Em: Política No dia: 10 de janeiro de 2021
Foi logo no início da pandemia da covid-19, em 2020, que o município gaúcho de Imbé, de cerca de 20 mil habitantes, começou a usar inteligência artificial para tentar minimizar o quanto antes os problemas financeiros decorrentes do vírus. Com a implementação de uma plataforma digital que integrou dados das diferentes áreas da administração pública e um “check-up” das finanças públicas, os resultados apareceram rapidamente.
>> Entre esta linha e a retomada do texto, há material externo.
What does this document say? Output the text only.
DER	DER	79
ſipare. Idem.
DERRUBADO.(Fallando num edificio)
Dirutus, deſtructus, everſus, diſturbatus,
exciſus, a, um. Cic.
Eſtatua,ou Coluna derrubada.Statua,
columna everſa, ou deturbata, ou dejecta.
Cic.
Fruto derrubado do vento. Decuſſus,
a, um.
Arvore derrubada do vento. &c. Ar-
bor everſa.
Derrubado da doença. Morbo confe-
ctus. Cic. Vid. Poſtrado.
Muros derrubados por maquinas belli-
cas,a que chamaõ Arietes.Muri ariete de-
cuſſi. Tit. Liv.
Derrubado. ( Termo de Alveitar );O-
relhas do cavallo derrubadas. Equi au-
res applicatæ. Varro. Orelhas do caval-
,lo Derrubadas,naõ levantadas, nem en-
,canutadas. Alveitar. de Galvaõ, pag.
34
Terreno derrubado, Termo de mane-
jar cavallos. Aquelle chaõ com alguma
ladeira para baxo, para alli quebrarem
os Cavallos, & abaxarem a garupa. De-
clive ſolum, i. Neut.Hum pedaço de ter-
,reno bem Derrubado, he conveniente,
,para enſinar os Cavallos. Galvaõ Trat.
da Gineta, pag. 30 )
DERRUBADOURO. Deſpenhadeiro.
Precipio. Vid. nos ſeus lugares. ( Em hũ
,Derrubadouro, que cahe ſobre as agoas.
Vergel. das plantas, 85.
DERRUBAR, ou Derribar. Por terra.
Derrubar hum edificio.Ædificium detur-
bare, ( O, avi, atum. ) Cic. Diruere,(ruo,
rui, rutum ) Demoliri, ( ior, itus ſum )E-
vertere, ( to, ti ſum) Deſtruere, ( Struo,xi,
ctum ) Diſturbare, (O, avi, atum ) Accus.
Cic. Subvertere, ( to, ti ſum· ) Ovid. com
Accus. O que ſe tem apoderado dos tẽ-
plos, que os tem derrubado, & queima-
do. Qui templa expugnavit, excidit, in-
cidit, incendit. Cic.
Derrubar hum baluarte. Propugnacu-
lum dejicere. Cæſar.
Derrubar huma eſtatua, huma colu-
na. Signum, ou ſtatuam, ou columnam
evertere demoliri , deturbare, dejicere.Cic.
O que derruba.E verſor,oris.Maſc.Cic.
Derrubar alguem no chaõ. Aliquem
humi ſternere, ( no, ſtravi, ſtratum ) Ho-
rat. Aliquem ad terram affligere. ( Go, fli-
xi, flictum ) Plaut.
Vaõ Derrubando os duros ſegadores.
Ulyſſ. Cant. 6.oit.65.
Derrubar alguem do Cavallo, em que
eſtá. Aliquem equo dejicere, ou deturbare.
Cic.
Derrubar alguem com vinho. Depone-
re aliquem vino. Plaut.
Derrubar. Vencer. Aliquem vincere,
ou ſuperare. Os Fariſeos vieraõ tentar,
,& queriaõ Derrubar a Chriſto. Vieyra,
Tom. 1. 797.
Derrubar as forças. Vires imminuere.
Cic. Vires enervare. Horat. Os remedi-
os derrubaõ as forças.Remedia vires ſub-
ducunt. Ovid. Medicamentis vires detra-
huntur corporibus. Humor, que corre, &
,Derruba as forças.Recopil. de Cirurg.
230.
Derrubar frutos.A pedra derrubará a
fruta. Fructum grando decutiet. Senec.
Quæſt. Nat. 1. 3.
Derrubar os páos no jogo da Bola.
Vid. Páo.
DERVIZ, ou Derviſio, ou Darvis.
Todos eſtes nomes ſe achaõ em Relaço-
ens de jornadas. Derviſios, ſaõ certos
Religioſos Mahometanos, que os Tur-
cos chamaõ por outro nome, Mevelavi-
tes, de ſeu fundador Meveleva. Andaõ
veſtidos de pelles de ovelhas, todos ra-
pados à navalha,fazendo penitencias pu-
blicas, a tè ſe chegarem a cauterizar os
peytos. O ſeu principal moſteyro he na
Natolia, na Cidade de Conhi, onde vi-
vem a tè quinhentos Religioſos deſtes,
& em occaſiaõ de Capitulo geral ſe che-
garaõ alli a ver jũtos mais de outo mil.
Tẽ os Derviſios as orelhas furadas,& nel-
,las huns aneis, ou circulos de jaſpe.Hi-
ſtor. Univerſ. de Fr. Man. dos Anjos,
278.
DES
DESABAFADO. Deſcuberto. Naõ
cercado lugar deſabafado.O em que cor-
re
Em menos de um ano, o município teve um acréscimo de R$ 542,6 mil em seu orçamento, priorizando redução e realocação de despesas e captação de recursos de transferências.
“Com a plataforma, pudemos identificar onde e como buscar recursos federais e estaduais para diferentes áreas e controlar de forma integrada nossas despesas variáveis, como horas extras e diárias”, disse Maria das Graças Silveira de Matos, ex-secretária da Fazenda na cidade. “A realidade de muitos municípios, principalmente pequenos, é esta. Os recursos estão ali, mas às vezes não há um setor específico de pessoas disponível para otimizar os resultados. A tecnologia tem feito este serviço.”
Imbé é exemplo de como o entendimento da tecnologia enquanto ferramenta de gestão pública pode trazer resultados concretos até no curto prazo. Ainda assim, o município é visto como um ponto fora da curva na realidade do País. Para analistas ouvidos pelo Estadão, a maioria dos municípios brasileiros ainda vive numa realidade analógica e momentos de crise, como o da pandemia, devem impulsionar a necessidade de soluções inteligentes.
A falta de um arcabouço jurídico está entre os motivos pelos quais o uso de tecnologia no setor público ainda é um desafio. No fim do ano passado, o Senado aprovou a nova lei de licitações, que introduziu um modelo de contratação de serviços chamado “diálogo competitivo”. Por este método, o poder público pode promover conversas com empresas interessadas na licitação previamente selecionadas. Essa modalidade poderá ser usada para contratação de obras, serviços e compras que envolvam inovação tecnológica e foi pensada para que o Estado debata com o mercado soluções para atender às necessidades públicas. O projeto aprovado aguarda sanção presidencial. Outro projeto sobre o tema é o Marco Legal das Startups, que tramita no Senado e que regulamenta a contratação de soluções inovadores por parte do poder público.
“A administração pública municipal ainda opera resquício de tecnologia das décadas de 1980 e 1990”, disse Rodolfo Fiori, cofundador da Gove, empresa de tecnologia que cria plataformas de inteligência para o setor público, como a de Imbé. “Via de regra, quem cuida de tecnologia nas prefeituras hoje é só o cara que resolve problemas de formatação, mouse, teclado. É preciso ter uma equipe pensando nesses aspectos e gente capacitada. O cenário para 2021 é crítico. As receitas vão continuar caindo, mas as contas, não. A tecnologia é um meio para melhorar esta situação.”
Em Cotia, na Grande São Paulo, a prefeitura fez uma parceria com o Instituto Tellus, que atua com capacitação e consultoria para inovação em serviços públicos, e informatizou unidades de saúde. A parceria se concretizou no lançamento de um aplicativo para agendamento de consultas e na instalação de totens digitais para agilizar o atendimento. O resultado foi a queda nas desistências de pacientes, de 38% para 22%.
“Digitalizar significa não só economizar, mas simplificar para ambos os lados. Os cidadãos passam a ter livre acesso aos serviços públicos em qualquer dia, local e horário, e para os governos, significa agilidade, aumento da segurança e redução do trabalho burocrático”, afirmou Germano Guimarães, diretor-presidente do Tellus.
Demanda
A pesquisa TIC Domicílios de 2019, lançada em 2020, mediu a demanda por governos digitais no País e apontou um aumento no número de pessoas que usaram a internet para buscar informações ou solucionar questões que tradicionalmente são feitas em repartições públicas. Segundo o estudo, feito pelo Comitê Gestor da Internet no Brasil (CGI), 28% dos usuários buscaram informações sobre impostos, 36% sobre direitos do trabalhador e previdência social e 23% procuraram sobre agendamento de consultas ou remédios da saúde pública.
Para o cientista político da Universidade Federal de Pernambuco (UFPE) e presidente do Conselho Gestor do Porto Digital do Recife, Silvio Meira, não é só uma questão de digitalizar processos. “Não tem uma prefeitura no Brasil que não consiga usar tecnologia para cobrar IPTU. Tecnologia não pode ser só para cobrar imposto”, disse.
“A prefeitura tem que entender que a cidade é o principal habilitador de performance econômica dos agentes que nela residem, do governo às empresas e pessoas. Por isso, precisa investir em conhecimento para construir estratégias”, completou o
pesquisador. As informações são do jornal O Estado de S. Paulo.